Letter to the Editor Camelot responds National Lottery has never been fitter
In the most recent edition of Gambling Insider magazine, Amit Lakhani, Investment Director of Zeal Ventures, articulately provided his insights into the race for the next UK National Lottery licence.
However, following his conclusion that Sazka is favourite to land the licence ahead of current operator Camelot Group, Camelot has decided to respond to Lakhani’s article.
In a letter sent for publication, Miranda Crees, Camelot’s Head of Corporate Communications, writes below…
Amit Lakhani’s assertion that Camelot is “relying on a smaller pool of players spending increasingly larger sums” (‘National Lottery: Time For Change?’, Sept/Oct 2021 issue) is completely wide of the mark. For a start, we don’t recognise the figure he quotes of nine million fewer players. Around 60% of UK adults regularly play The National Lottery and more than 37 million people played last year – hardly the sign of an institution that has “lost its spark.” The reality is that Camelot is internationally recognised for selling tickets in a socially responsible way, with lots of people playing a little. As a result, the UK National Lottery is ranked just 60th in the world in terms of per capita spend despite being the fifth-largest lottery in the world in terms of sales.
Mr Lakhani is also wrong to claim that we’ve failed to reinvigorate draw-based games. If he digs a little deeper, he would see that we’ve carried out a huge amount of highly effective work in recent years across games, digital, retail and brand. This has seen us grow sales of all six of our draw-based games, made us one of only a few operators around the world to be growing sales of its flagship Lotto game, and helped us to become the best-performing European lottery operator in terms of growth in 2020.

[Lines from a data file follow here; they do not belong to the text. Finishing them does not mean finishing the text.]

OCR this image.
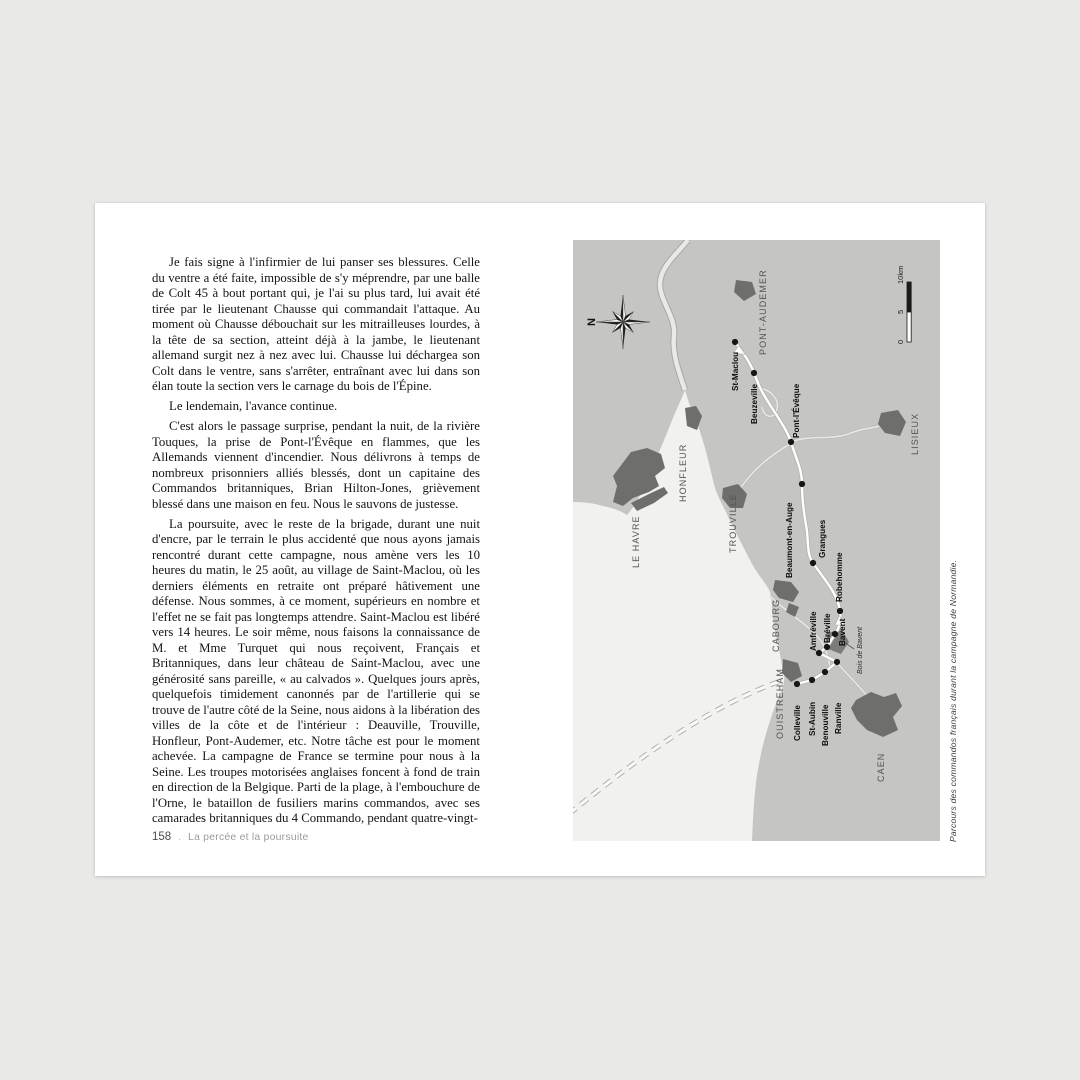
Je fais signe à l'infirmier de lui panser ses blessures. Celle du ventre a été faite, impossible de s'y méprendre, par une balle de Colt 45 à bout portant qui, je l'ai su plus tard, lui avait été tirée par le lieutenant Chausse qui commandait l'attaque. Au moment où Chausse débouchait sur les mitrailleuses lourdes, à la tête de sa section, atteint déjà à la jambe, le lieutenant allemand surgit nez à nez avec lui. Chausse lui déchargea son Colt dans le ventre, sans s'arrêter, entraînant avec lui dans son élan toute la section vers le carnage du bois de l'Épine.

Le lendemain, l'avance continue.

C'est alors le passage surprise, pendant la nuit, de la rivière Touques, la prise de Pont-l'Évêque en flammes, que les Allemands viennent d'incendier. Nous délivrons à temps de nombreux prisonniers alliés blessés, dont un capitaine des Commandos britanniques, Brian Hilton-Jones, grièvement blessé dans une maison en feu. Nous le sauvons de justesse.

La poursuite, avec le reste de la brigade, durant une nuit d'encre, par le terrain le plus accidenté que nous ayons jamais rencontré durant cette campagne, nous amène vers les 10 heures du matin, le 25 août, au village de Saint-Maclou, où les derniers éléments en retraite ont préparé hâtivement une défense. Nous sommes, à ce moment, supérieurs en nombre et l'effet ne se fait pas longtemps attendre. Saint-Maclou est libéré vers 14 heures. Le soir même, nous faisons la connaissance de M. et Mme Turquet qui nous reçoivent, Français et Britanniques, dans leur château de Saint-Maclou, avec une générosité sans pareille, « au calvados ». Quelques jours après, quelquefois timidement canonnés par de l'artillerie qui se trouve de l'autre côté de la Seine, nous aidons à la libération des villes de la côte et de l'intérieur : Deauville, Trouville, Honfleur, Pont-Audemer, etc. Notre tâche est pour le moment achevée. La campagne de France se termine pour nous à la Seine. Les troupes motorisées anglaises foncent à fond de train en direction de la Belgique. Parti de la plage, à l'embouchure de l'Orne, le bataillon de fusiliers marins commandos, avec ses camarades britanniques du 4 Commando, pendant quatre-vingt-

Colleville St-Aubin Benouville Ranville
Amfréville Bréville Bavent
Robehomme
Grangues
Beaumont-en-Auge
Pont-l'Évêque
Beuzeville
St-Maclou
LE HAVRE
HONFLEUR
TROUVILLE
PONT-AUDEMER
LISIEUX
CABOURG
OUISTREHAM
CAEN
Bois de Bavent
0
5
10km
N
Parcours des commandos français durant la campagne de Normandie.
158 . La percée et la poursuite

After four years of successive sales growth resulting in last year’s record performance, annual returns to Good Causes are now more than £500m ($682.5m) higher than they were at the start of the third licence period in 2009, while annual returns to winners and society are now over £3.1bn higher. We would argue that these are the trends that matter most – and they clearly demonstrate that The National Lottery has never been fitter or more effective in continuing to deliver for everyone.